Following Exiled's plot development requires a certain amount of concentration (although not as much as is needed for To's two more turgid Election films or his 2003 PTU, a formalist romp predicated on the late-night convergence of three separate police units and several criminal gangs). Reunited—at least in the short run—Wo and his buddies drop in on Macao's criminal booking agency, a sleazy hotel where they hope to pick up some lucrative assignments. In a typical To touch, a bored hooker adds to the human comedy, idly standing on a balcony where she can watch the action, also hopeful for a client.

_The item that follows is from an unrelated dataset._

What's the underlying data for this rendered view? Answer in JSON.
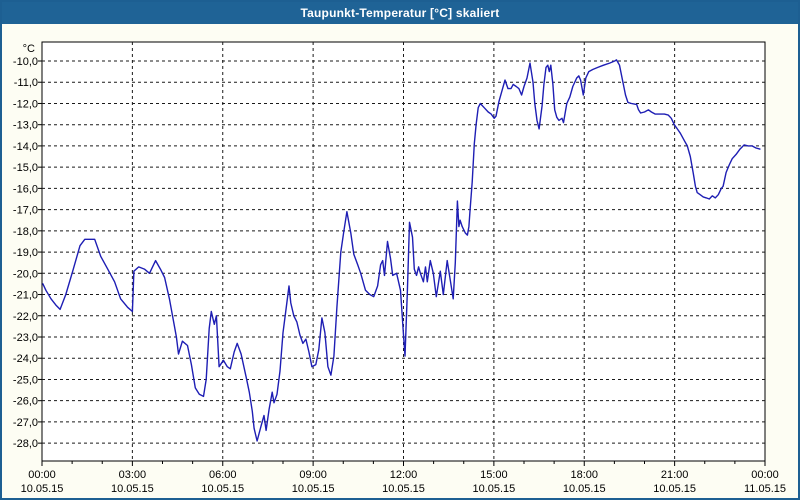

This inscribed "onlooker" perspec-tive serves to distance the action and accentuates the ironic aspect to To's shooting-gallery construction. In a way, his movies seem to be about setting up their various set-ups. Thus, this newly reconstituted gang opts for the most cinematic assignment, staking out a bizarrely empty restaurant wherein to assassinate the fearsome Boss Fay. But were they themselves set up? This elaborate restaurant shoot-out segues into the movie's most extravagant and visceral sequence, set in a clandestine medical clinic where the various factions come crawling in for emergency care. (Apparently this is the only such operation in Macao.)

Staged amid rolling gurneys, billowing curtains, and brutally plucked IV tubes, this sequence might well have been the climax. Exiled, however, continues its journey past the end of the night; the surviving principals exile themselves, taking a surprise switchback out of the city to Buddha Mountain, a mythological landscape administered by stone-faced cops who sport red berets and dangling cigarettes. By Hong Kong standards, To's policiers have been fairly down-to-earth, but Exiled—which begins with a tribute to Sergio Leone and ends by acknowledging Sam Peckinpah—exists solely in the world of the movies.